Le star del K-pop sono regolarmente messe al centro degli eventi associati al governo sudcoreano, anche se i loro testi parlano di feste e romanticismo. In una rara eccezione, il pezzo N.O, i BTS si chiedono: «Chi si assumerà (per noi) la responsabilità di vivere la vita dei burattini?». Questa settimana hanno ricevuto la prestigiosa medaglia al Merito Culturale ai Popular Culture & Arts Awards, segno che politica e K-pop continuano ad andare a braccetto.
Dopo il boom di like e condivisioni, nel 2018 la band è entrata nel Guinness dei primati come gruppo musicale con il maggior numero al mondo d'interazioni su Twitter e sulle piattaforme di streaming, suggellando il successo di clic con la pubblicazione di cover come Swimming Pools di Kendrick Lamar, il rapper e compositore americano che per i suoi testi ha appena vinto il Pulitzer.

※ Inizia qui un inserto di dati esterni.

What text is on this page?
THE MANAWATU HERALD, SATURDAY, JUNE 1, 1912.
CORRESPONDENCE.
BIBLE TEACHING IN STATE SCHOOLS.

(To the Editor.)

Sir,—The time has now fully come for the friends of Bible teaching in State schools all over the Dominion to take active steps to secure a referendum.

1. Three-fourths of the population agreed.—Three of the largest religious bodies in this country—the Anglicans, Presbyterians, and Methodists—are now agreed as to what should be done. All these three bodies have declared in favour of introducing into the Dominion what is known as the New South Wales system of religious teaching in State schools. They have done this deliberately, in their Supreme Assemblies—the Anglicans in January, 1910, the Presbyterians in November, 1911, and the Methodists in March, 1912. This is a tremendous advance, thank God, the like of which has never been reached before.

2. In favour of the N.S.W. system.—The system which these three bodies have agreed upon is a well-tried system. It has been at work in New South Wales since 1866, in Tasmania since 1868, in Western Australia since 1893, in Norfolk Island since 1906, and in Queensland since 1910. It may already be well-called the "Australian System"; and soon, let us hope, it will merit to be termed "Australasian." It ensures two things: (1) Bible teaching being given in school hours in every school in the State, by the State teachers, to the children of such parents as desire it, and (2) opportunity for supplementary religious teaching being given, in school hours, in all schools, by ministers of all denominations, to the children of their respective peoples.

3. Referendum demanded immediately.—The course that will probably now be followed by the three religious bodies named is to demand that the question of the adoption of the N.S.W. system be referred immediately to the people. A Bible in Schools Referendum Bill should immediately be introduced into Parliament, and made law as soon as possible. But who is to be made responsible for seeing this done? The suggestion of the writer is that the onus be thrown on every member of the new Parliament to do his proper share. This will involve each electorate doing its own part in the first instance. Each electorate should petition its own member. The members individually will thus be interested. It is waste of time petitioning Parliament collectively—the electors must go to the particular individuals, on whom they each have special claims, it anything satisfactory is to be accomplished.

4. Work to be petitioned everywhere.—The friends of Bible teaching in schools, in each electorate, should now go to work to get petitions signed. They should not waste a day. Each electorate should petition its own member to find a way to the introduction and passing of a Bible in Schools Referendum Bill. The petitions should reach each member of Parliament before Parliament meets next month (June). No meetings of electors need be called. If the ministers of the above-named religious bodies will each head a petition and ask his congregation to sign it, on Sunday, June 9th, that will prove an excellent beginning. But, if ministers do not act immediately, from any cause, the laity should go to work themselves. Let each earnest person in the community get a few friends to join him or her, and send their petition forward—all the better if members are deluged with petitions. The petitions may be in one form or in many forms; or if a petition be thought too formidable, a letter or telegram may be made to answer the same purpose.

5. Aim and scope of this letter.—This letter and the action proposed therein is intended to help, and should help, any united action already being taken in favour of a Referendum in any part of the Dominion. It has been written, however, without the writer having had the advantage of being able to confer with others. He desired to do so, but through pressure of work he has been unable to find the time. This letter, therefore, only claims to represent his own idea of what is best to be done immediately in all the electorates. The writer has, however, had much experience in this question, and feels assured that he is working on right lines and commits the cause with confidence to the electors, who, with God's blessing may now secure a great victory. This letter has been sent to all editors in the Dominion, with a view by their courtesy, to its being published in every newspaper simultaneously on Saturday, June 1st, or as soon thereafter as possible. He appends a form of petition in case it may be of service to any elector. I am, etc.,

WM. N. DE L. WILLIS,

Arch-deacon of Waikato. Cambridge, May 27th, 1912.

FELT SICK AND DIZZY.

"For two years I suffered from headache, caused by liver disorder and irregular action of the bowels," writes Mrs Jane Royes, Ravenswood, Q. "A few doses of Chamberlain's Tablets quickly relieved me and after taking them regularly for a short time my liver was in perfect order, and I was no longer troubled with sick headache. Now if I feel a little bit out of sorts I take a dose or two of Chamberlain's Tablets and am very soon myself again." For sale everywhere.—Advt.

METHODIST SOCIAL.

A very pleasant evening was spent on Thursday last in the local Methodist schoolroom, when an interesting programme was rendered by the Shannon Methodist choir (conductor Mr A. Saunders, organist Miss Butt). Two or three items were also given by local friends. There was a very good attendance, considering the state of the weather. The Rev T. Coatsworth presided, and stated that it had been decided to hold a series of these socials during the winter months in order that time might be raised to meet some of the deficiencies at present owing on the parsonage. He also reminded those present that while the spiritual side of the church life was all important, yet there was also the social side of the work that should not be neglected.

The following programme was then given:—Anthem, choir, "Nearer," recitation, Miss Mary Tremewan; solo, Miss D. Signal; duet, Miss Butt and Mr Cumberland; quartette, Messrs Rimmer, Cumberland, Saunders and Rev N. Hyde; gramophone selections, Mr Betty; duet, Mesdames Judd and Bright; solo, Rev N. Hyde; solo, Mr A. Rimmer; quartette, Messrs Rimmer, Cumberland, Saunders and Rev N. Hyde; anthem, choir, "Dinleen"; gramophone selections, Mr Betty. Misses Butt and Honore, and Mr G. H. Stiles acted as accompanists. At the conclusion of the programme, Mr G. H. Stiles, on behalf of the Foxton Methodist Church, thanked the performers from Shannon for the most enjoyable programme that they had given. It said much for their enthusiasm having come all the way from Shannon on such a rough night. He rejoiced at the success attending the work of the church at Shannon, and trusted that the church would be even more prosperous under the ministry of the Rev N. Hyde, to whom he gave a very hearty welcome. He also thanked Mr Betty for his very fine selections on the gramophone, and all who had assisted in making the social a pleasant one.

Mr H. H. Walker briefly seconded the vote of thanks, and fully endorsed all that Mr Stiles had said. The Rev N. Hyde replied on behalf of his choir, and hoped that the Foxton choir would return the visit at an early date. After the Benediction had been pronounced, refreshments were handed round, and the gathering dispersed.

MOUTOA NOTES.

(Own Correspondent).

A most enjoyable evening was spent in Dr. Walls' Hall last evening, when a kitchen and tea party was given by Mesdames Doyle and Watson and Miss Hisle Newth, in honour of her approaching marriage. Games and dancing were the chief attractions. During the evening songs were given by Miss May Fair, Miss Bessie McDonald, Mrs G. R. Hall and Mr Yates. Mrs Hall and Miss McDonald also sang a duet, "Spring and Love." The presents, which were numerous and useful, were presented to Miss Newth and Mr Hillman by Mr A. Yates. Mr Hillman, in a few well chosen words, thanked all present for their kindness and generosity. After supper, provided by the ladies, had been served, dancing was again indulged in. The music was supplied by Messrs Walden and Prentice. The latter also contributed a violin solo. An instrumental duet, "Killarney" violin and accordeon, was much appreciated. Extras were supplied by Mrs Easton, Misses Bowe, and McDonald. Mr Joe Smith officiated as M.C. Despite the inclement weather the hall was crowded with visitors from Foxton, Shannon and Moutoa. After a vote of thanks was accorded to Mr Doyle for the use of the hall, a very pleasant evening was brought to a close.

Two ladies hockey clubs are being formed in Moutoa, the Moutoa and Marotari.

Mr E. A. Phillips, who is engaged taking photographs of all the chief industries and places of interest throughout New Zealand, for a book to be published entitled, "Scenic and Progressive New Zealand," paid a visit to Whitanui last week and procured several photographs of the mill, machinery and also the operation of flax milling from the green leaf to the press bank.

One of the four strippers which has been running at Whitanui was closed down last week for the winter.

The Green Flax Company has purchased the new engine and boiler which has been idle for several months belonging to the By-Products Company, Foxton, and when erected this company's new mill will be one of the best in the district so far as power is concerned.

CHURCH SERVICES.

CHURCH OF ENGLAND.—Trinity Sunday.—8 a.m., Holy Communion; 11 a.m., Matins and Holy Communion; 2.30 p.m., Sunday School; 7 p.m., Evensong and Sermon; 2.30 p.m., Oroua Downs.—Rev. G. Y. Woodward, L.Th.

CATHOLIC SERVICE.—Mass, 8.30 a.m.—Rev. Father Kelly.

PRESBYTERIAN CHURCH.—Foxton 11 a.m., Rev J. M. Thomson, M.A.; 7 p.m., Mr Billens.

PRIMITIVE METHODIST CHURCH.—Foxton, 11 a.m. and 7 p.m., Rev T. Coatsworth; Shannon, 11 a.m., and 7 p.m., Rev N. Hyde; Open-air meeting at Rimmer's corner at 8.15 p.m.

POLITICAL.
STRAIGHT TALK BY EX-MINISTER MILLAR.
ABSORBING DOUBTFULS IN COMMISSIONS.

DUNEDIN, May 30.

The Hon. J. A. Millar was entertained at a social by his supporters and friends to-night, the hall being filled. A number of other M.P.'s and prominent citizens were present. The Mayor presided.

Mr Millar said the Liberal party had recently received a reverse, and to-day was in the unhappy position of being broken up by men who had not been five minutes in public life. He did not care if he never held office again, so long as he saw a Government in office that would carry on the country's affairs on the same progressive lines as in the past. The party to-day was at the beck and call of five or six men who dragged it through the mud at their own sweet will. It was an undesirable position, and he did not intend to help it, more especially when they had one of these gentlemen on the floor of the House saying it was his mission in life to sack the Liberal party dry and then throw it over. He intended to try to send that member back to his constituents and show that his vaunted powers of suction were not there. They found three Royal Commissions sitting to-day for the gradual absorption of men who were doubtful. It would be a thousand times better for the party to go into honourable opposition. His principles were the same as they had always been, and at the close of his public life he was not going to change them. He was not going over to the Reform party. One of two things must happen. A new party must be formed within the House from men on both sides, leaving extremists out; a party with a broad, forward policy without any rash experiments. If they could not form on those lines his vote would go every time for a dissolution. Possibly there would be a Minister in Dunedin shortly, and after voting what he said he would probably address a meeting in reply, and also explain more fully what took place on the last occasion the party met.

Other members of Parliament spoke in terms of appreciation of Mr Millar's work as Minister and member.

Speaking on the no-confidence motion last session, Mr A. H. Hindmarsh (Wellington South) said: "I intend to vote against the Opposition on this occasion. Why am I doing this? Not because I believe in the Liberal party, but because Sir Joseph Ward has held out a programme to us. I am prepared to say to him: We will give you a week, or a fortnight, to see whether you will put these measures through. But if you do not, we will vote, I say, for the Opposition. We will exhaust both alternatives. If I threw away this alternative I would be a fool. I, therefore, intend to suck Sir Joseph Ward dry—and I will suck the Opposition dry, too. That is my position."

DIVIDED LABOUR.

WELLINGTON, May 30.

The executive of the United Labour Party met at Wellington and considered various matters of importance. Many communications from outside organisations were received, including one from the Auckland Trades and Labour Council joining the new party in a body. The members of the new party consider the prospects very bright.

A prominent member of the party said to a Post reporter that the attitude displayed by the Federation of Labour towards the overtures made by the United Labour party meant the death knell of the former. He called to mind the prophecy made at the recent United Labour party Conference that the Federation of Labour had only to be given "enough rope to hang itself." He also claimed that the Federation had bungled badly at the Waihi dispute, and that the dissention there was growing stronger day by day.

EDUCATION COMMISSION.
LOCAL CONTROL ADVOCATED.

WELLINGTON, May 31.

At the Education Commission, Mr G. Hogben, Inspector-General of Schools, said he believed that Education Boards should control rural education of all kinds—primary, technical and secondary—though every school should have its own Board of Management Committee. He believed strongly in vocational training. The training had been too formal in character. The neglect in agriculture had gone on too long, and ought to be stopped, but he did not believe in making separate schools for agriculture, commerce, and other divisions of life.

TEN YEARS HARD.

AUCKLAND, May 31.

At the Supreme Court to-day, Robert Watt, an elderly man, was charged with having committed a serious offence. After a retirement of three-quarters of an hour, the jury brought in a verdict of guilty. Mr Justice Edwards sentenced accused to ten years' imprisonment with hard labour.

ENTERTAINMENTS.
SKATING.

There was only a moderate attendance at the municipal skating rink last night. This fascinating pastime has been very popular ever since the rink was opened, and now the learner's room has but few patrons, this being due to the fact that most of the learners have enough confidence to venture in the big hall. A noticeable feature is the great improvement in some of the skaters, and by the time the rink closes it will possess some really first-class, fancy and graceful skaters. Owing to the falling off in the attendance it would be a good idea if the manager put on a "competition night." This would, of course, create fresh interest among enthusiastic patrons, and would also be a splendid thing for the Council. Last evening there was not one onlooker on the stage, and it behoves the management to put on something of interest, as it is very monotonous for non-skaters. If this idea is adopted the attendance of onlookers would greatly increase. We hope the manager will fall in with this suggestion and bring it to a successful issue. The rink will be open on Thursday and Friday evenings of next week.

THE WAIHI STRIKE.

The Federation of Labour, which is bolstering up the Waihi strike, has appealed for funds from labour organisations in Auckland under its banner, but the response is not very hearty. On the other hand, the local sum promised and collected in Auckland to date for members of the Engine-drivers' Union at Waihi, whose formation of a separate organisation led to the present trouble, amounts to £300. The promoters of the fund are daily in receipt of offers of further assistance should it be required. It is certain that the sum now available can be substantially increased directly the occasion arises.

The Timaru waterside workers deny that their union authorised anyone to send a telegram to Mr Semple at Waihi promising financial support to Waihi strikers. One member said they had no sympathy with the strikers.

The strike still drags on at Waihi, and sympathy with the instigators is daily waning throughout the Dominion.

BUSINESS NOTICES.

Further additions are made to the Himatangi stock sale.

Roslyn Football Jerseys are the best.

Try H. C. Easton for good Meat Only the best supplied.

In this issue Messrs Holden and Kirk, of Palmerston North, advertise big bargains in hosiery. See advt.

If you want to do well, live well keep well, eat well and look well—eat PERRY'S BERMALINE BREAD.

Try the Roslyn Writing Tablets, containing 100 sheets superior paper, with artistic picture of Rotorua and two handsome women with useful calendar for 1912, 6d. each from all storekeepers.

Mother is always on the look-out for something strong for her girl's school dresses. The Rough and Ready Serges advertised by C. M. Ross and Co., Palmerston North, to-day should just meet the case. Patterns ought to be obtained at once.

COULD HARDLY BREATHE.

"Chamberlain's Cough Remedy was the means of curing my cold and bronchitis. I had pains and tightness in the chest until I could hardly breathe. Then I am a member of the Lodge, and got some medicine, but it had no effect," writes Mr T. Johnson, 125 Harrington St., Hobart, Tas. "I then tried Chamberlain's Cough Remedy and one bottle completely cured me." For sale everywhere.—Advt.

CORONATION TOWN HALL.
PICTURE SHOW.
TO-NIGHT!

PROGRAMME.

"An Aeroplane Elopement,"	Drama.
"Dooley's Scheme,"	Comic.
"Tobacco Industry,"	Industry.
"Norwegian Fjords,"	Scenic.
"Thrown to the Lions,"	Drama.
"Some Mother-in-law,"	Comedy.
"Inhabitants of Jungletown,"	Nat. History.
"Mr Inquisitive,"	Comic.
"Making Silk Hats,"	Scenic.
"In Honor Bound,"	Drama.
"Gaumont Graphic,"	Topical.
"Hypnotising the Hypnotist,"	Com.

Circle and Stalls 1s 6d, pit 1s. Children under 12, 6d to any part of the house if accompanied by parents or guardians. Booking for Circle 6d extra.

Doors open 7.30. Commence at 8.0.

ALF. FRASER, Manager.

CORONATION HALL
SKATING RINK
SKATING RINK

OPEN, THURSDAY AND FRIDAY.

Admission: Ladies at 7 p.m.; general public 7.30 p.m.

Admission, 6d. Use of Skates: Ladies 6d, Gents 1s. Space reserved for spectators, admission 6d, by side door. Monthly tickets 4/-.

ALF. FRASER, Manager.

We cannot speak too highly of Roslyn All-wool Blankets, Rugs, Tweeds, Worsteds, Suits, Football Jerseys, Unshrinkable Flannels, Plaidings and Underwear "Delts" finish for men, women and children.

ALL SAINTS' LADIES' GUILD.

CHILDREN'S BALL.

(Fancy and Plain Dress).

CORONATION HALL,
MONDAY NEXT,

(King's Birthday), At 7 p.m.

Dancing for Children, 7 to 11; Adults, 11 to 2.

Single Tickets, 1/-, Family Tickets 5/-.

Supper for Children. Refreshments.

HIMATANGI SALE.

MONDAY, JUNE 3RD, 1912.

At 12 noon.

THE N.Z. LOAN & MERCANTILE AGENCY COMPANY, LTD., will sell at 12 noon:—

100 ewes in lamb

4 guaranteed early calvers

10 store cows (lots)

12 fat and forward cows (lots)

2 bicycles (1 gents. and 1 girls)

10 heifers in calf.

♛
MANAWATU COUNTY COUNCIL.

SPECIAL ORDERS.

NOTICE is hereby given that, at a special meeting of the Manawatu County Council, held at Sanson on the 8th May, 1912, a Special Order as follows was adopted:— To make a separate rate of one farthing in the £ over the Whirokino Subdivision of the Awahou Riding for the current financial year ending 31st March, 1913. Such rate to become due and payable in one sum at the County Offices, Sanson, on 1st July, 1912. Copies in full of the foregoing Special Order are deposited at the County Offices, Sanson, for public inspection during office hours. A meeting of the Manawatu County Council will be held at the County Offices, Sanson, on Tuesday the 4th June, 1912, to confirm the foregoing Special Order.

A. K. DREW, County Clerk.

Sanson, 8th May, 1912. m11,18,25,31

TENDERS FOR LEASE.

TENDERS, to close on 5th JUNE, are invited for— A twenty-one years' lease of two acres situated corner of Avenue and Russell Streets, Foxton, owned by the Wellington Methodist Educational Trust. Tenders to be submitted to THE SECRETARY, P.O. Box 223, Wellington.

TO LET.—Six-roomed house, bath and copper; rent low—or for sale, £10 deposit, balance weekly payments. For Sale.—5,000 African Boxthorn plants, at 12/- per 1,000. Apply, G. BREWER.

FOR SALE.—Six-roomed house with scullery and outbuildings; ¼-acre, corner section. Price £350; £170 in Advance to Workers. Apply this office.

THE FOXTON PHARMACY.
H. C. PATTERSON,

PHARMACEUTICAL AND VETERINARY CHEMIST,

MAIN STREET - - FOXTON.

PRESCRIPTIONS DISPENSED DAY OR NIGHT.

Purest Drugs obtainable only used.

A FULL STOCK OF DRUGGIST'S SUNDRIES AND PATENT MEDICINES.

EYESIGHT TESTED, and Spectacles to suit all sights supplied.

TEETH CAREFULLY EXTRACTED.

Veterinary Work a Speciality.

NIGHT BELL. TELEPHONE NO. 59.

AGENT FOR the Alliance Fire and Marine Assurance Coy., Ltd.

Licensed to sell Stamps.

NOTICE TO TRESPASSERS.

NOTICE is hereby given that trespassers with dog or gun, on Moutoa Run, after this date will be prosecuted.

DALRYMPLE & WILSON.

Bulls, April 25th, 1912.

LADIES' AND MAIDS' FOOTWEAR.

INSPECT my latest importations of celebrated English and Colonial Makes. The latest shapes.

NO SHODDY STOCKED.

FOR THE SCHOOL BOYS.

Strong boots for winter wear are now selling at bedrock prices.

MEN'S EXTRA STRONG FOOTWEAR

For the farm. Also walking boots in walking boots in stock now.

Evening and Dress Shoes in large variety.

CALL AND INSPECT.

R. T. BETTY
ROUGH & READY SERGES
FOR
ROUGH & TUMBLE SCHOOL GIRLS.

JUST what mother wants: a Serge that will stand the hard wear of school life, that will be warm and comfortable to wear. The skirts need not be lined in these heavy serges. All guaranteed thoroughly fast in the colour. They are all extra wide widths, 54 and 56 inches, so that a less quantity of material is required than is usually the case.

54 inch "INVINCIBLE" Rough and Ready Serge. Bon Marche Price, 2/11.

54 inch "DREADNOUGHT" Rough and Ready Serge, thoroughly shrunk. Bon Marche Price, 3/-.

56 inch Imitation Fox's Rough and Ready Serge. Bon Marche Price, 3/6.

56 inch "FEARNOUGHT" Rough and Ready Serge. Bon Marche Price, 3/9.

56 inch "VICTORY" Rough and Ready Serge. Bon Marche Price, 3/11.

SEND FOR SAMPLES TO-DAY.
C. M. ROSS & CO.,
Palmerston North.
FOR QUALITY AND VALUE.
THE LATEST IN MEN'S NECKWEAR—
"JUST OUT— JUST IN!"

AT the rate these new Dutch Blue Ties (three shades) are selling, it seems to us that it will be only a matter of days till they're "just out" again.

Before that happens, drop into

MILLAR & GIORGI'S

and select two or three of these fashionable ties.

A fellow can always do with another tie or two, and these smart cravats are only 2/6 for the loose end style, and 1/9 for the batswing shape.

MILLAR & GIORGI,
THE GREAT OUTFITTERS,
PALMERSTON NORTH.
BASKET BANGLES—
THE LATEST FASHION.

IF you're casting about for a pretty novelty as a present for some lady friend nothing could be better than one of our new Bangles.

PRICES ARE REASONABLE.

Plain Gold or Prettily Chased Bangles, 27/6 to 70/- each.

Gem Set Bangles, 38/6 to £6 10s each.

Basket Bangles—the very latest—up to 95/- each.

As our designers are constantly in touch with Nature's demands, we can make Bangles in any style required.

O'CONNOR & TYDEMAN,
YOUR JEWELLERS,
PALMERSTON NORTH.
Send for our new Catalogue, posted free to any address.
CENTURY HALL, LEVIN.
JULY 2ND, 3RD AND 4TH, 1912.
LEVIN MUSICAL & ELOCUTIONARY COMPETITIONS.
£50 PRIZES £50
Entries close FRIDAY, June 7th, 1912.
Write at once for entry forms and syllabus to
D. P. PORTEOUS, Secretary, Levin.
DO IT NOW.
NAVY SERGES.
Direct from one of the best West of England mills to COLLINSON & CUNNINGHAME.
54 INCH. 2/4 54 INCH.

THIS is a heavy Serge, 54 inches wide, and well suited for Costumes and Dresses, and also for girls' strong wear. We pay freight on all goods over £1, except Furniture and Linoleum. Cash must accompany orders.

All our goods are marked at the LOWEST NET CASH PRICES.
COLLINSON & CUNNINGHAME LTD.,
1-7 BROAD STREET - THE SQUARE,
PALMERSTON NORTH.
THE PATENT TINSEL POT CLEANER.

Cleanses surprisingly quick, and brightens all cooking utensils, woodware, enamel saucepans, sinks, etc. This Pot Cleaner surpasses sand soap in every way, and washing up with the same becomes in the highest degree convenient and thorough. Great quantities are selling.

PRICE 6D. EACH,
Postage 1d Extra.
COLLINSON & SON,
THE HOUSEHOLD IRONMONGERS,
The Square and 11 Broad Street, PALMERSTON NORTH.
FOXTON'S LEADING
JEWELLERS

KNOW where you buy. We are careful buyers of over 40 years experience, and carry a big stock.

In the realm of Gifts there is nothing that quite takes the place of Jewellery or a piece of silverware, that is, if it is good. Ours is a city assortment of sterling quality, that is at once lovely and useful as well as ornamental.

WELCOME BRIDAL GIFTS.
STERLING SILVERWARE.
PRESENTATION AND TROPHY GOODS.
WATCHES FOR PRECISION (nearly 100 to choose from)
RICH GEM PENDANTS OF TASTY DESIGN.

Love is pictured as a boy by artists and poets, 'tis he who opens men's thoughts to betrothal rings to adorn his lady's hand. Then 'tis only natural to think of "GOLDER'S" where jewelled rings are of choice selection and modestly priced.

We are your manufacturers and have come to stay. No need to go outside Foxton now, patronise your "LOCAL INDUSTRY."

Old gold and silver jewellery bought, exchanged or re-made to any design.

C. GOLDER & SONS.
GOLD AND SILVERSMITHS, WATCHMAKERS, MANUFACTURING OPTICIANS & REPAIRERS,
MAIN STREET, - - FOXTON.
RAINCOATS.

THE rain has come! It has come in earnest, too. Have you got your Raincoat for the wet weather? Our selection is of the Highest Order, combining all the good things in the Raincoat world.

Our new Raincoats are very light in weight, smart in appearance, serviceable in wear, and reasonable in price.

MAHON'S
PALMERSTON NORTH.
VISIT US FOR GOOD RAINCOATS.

Time magazine sostiene che il successo planetario dei BTS sia invece la prova che le canzoni non debbano essere per forza in lingua inglese per avere successo. «Abbiamo iniziato a raccontare storie che la gente voleva sentire e che era pronta ad ascoltare», spiega la band al settimanale statunitense. Vero, ma l'immagine e le coreografie fanno presa più dei testi, che da soli non sarebbero stati sufficienti a vendere 9 milioni di dischi nel mondo.
Time li ha inseriti tra i «leader della prossima generazione». Giusto o sbagliato che sia, un primato per un gruppo K-pop che, a suon di occhiolini, video surrealisti e a tratti un po' folli, si è guadagnato l'attenzione della cultura occidentale.